COP7で途上国の温暖化対策を支援する3つの基金の設立が決定。COP8以降に活動開始。ドナー国となる日本としては基金の先進国間の分担、先進国の資金提供状況のCOPレビュー実施などが今後の検討課題。
途上国参加問題については今回も大きな進展はなし。一方、トルコの附属書I国からの削除(附属書Ⅰ国には残る)やカザフスタンの附属書Ⅰ国追加の追認決定などは、今後途上国の参加の道筋を開く一歩と評価。今後もCOPやその他の多国間・二国間協議などを通して途上国参加に最大限努力。
米国参加問題については、日米ハイレベル協議等で対話を行っているが、テロ事件の影響で気候変動に関する米国政府の政策レビューが進まない状況。今後も参加の働きかけを継続。一方、議会では温暖化問題を次回選挙論点とする民主党の議員が要職に就任するなど今後も注目。

<経済産業省 関室長>
京都メカニズムについては「ある程度」使いやすいものになったと評価。
共同実施やCDMでは事業の開始時期やクレジット獲得開始時期が決定。CDM理事会副議長となった岡松氏を通して政府や企業の意見を反映させたい。
国内制度は多様な選択肢をこれから検討。CDMやJI実施にあたって企業に対して早急にマニュアル・指針作りを開始。
排出量取引は約束期間リザーブによって「売り手責任」になったと認識。水準を割り込む取引については取引ログがチェック。クレジットの互換性も確保。

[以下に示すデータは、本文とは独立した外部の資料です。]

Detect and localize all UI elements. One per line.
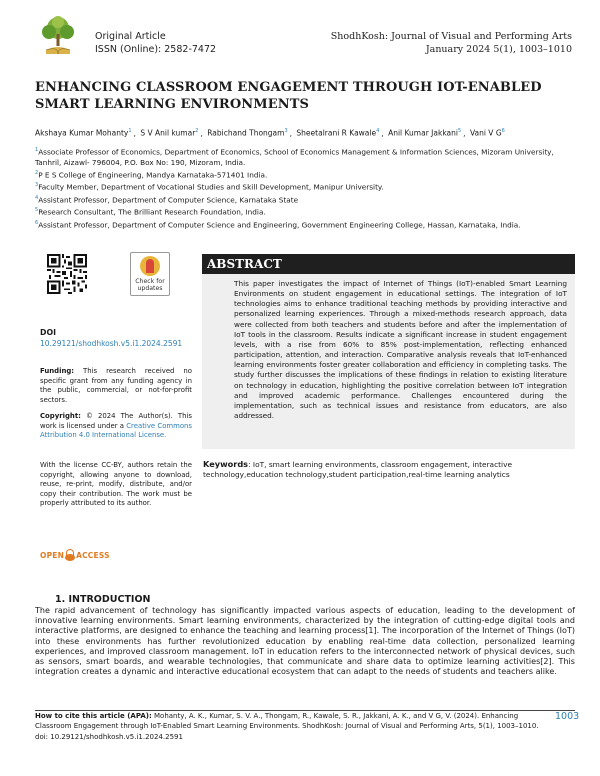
author: Anil Kumar Jakkani: [388, 128, 458, 138]
header-left: [95, 30, 216, 56]
check-for-updates-badge[interactable]: [130, 252, 170, 296]
author-sup[interactable]: 1: [128, 128, 132, 134]
affiliation: $^6$Assistant Professor, Department of Computer Science and Engineering, Government Engineering College, Hassan, Karnataka, India.: [35, 219, 521, 230]
author: Akshaya Kumar Mohanty: [35, 128, 129, 138]
page-number: 1003: [555, 711, 580, 722]
author-list: Akshaya Kumar Mohanty$^1$ , S V Anil kumar$^2$ , Rabichand Thongam$^3$ , Sheetalrani R Kawale$^4$ , Anil Kumar Jakkani$^5$ , Vani V $G^6$: [35, 128, 505, 138]
bookmark-icon: [140, 256, 160, 276]
citation-note: How to cite this article (APA): Mohanty, A. K., Kumar, S. V. A., Thongam, R., Kawale, S. R., Jakkani, A. K., and V G, V. (2024). Enhancing Classroom Engagement through IoT-Enabled Smart Learning Environments. ShodhKosh: Journal of Visual and Performing Arts, 5(1), 1003–1010. doi: 10.29121/shodhkosh.v5.i1.2024.2591: [35, 712, 539, 741]
abstract-heading: ABSTRACT: [202, 254, 575, 274]
funding-note: Funding: This research received no specific grant from any funding agency in the public, commercial, or not-for-profit sectors.: [40, 367, 192, 404]
author-sup[interactable]: 5: [457, 128, 462, 134]
section-heading-introduction: 1. INTRODUCTION: [55, 594, 151, 605]
copyright-note: Copyright: © 2024 The Author(s). This work is licensed under a Creative Commons Attribution 4.0 International License.: [40, 412, 193, 440]
author: Vani V G: [469, 128, 502, 138]
affiliation-list: [35, 145, 575, 230]
license-link[interactable]: Creative Commons Attribution 4.0 International License.: [40, 421, 193, 440]
author-sup[interactable]: 3: [284, 128, 288, 134]
affiliation: $^1$Associate Professor of Economics, Department of Economics, School of Economics Management & Information Sciences, Mizoram University, Tanhril, Aizawl- 796004, P.O. Box No: 190, Mizoram, India.: [35, 147, 554, 167]
qr-code-icon: [47, 254, 87, 294]
author-sup[interactable]: 2: [195, 128, 199, 134]
abstract-text: This paper investigates the impact of Internet of Things (IoT)-enabled Smart Learning Environments on student engagement in educational settings. The integration of IoT technologies aims to enhance traditional teaching methods by providing interactive and personalized learning experiences. Through a mixed-methods research approach, data were collected from both teachers and students before and after the implementation of IoT tools in the classroom. Results indicate a significant increase in student engagement levels, with a rise from 60% to 85% post-implementation, reflecting enhanced participation, attention, and interaction. Comparative analysis reveals that IoT-enhanced learning environments foster greater collaboration and efficiency in completing tasks. The study further discusses the implications of these findings in relation to existing literature on technology in education, highlighting the positive correlation between IoT integration and improved academic performance. Challenges encountered during the implementation, such as technical issues and resistance from educators, are also addressed.: [202, 274, 575, 449]
journal-name: ShodhKosh: Journal of Visual and Performing Arts: [330, 31, 572, 42]
doi-link[interactable]: 10.29121/shodhkosh.v5.i1.2024.2591: [40, 339, 183, 348]
author: Rabichand Thongam: [207, 128, 285, 138]
doi-label: DOI: [40, 328, 57, 337]
journal-logo-icon: [38, 14, 78, 56]
header-right: [331, 30, 572, 56]
keywords: Keywords: IoT, smart learning environments, classroom engagement, interactive technology,education technology,student participation,real-time learning analytics: [203, 459, 513, 480]
author: Sheetalrani R Kawale: [296, 128, 377, 138]
author-sup[interactable]: 4: [376, 128, 380, 134]
affiliation: $^5$Research Consultant, The Brilliant Research Foundation, India.: [35, 207, 266, 217]
license-statement: With the license CC-BY, authors retain the copyright, allowing anyone to download, reuse, re-print, modify, distribute, and/or copy their contribution. The work must be properly attributed to its author.: [40, 461, 192, 508]
article-type: Original Article: [95, 31, 166, 42]
author-sup[interactable]: 6: [501, 128, 505, 134]
open-access-badge: OPEN ACCESS: [40, 550, 110, 560]
affiliation: $^4$Assistant Professor, Department of Computer Science, Karnataka State: [35, 194, 299, 205]
affiliation: $^3$Faculty Member, Department of Vocational Studies and Skill Development, Manipur University.: [35, 182, 384, 192]
paper-title: ENHANCING CLASSROOM ENGAGEMENT THROUGH IOT-ENABLED SMART LEARNING ENVIRONMENTS: [35, 80, 542, 112]
introduction-text: The rapid advancement of technology has significantly impacted various aspects of education, leading to the development of innovative learning environments. Smart learning environments, characterized by the integration of cutting-edge digital tools and interactive platforms, are designed to enhance the teaching and learning process[1]. The incorporation of the Internet of Things (IoT) into these environments has further revolutionized education by enabling real-time data collection, personalized learning experiences, and improved classroom management. IoT in education refers to the interconnected network of physical devices, such as sensors, smart boards, and wearable technologies, that communicate and share data to optimize learning activities[2]. This integration creates a dynamic and interactive educational ecosystem that can adapt to the needs of students and teachers alike.: [35, 606, 575, 677]
open-lock-icon: [65, 549, 75, 561]
affiliation: $^2$P E S College of Engineering, Mandya Karnataka-571401 India.: [35, 169, 268, 180]
issn: ISSN (Online): 2582-7472: [95, 44, 217, 55]
issue-info: January 2024 5(1), 1003–1010: [425, 44, 572, 55]
author: S V Anil kumar: [140, 128, 196, 138]
check-updates-label: Check for updates: [135, 278, 165, 292]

メカニズム参加資格と法的拘束力のある遵守制度受入の関連は日本の主張通り切り離され、将来に選択肢を残した。また、一度停止されたメカニズム参加資格の迅速な回復の具体的手順の一部が決定。

<環境省 高橋室長>
団長の川口環境大臣の個人的な信頼関係などもありアンブレラグループの代表として厳しい交渉の中良い成果を得た。
COP6再開会合で議論されなかった、7条4項(割当量の計算方法・登録簿等)、5条1項(排出量・吸収量推計の国内制度)、5条2項(インベントリーに問題がある場合の修正・調整)、7条1項(国別報告の内容)、8条(報告のレビュー)の手順が決定。さらに詳細を今後継続して検討。
3条14項(産油国への悪影響)やメカニズムの国内対策への補足性に関する報告義務は課されるが、メカニズム参加資格とは関連はなし。
吸収源については、3条4項森林管理の上限やCDM吸収源活動の上限が正式に決定。一方、ロシアからの3条4項上限値変更については最終段階で承認。国内吸収源の推計やモニタリング、報告の手順についてはIPCCと連携しながらCOP9で決定。
3条4項の上限値は「努力すれば達成可能」な数字。林野庁と環境省共同で検討を実施中。
CDM吸収源活動及びバンキングの上限による企業のクレジットの制約については、現実的に上限値を超過する可能性は低いが、政府として数値を把握することは必要。